You are a chat bot who loves to help people! Given the question using only the given context. If you are unsure and the answer is not explicitly written in the documentation, say "Sorry, I don't know how to help with that."

Context sections: {context}

Question: {question}

Answer: """

prompt = PromptTemplate(template=template, input_variables=["context", "question"])

#Fill the prompt template
context = "\n".join([doc.page_content for doc in results])
prompt_text = prompt.format(context=context, question=users_question)

#Ask the defined LLM
llm = OpenAI(temperature=0.7)
answer = llm(prompt_text)

print(answer)

F/OSS Vector DBs for AI Projects?

ChromaDB

ChromaDB is a vector database tailored for efficient storage and retrieval of high-dimensional data.

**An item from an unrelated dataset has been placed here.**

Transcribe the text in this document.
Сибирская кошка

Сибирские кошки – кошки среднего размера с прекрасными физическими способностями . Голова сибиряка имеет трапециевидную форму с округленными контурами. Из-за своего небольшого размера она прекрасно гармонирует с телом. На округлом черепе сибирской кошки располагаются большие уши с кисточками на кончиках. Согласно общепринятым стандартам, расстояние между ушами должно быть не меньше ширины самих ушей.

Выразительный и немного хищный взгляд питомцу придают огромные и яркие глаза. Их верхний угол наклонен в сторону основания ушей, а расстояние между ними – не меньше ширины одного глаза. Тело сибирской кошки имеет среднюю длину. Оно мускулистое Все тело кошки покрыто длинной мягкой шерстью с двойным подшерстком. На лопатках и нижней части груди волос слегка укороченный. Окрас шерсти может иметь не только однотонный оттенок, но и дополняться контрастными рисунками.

The AI-native open-source Embedding Database. You will see it everywhere from now. And yes, you can SelfHost ChromaDB

Why ChromaDB as VectorDB?
  • Key Features:
    • Optimized for Similarity Search: Specializes in nearest neighbor search, crucial for tasks like image or voice recognition.
    • High Scalability: Can handle large datasets, which is essential for machine learning and AI-based applications.
  • Use Cases: Suited for applications that need efficient similarity search in large vector datasets, such as facial recognition systems, audio fingerprinting, etc.

Weaviate

Weaviate is an open-source smart vector search engine that allows for storage and retrieval of high-dimensional vector data.

Why Weaviate as VectorDB?
  • Key Features:
    • Semantic Search: Integrates machine learning models to enable semantic search capabilities.
    • GraphQL API: Offers a GraphQL interface for querying, making it accessible and easy to integrate into various applications.
    • Scalable Architecture: Designed to scale horizontally, facilitating the management of large datasets.
  • Use Cases: Particularly useful for developers building applications that require semantic understanding and context-aware searching, like advanced search engines, recommendation systems, etc.
Check more F/OSS VectorDBs πŸ‘‡
  • Elastic Search

    • While primarily a search engine, it can be used as a vector database with its dense_vector datatype and KNN search capabilities.
  • Milvus

    • An open-source vector database designed for scalable similarity search and AI applications.
  • Qdrant

    • A vector search engine that is optimized for storing and searching large volumes of vector data.
  • Faiss

    • By Facebook AI: Primarily a library for efficient similarity search, but can be used in conjunction with databases to handle vector data.
  • Pinecone

    • A scalable vector database service, though not entirely open source, it offers a free tier that can be useful for students.
  • LanceDB

    • LanceDB is a vector database that focuses on providing high performance for both ingestion and querying of vector data.
      • Key Features:
        • Efficient Indexing: It uses advanced indexing techniques to handle large-scale vector data efficiently.
        • Real-time Processing: Designed for real-time data processing, making it suitable for applications that require immediate insights from vector data.
      • Use Cases: Ideal for scenarios where both high-speed data ingestion and querying are critical, such as real-time recommendation systems, image retrieval systems, etc.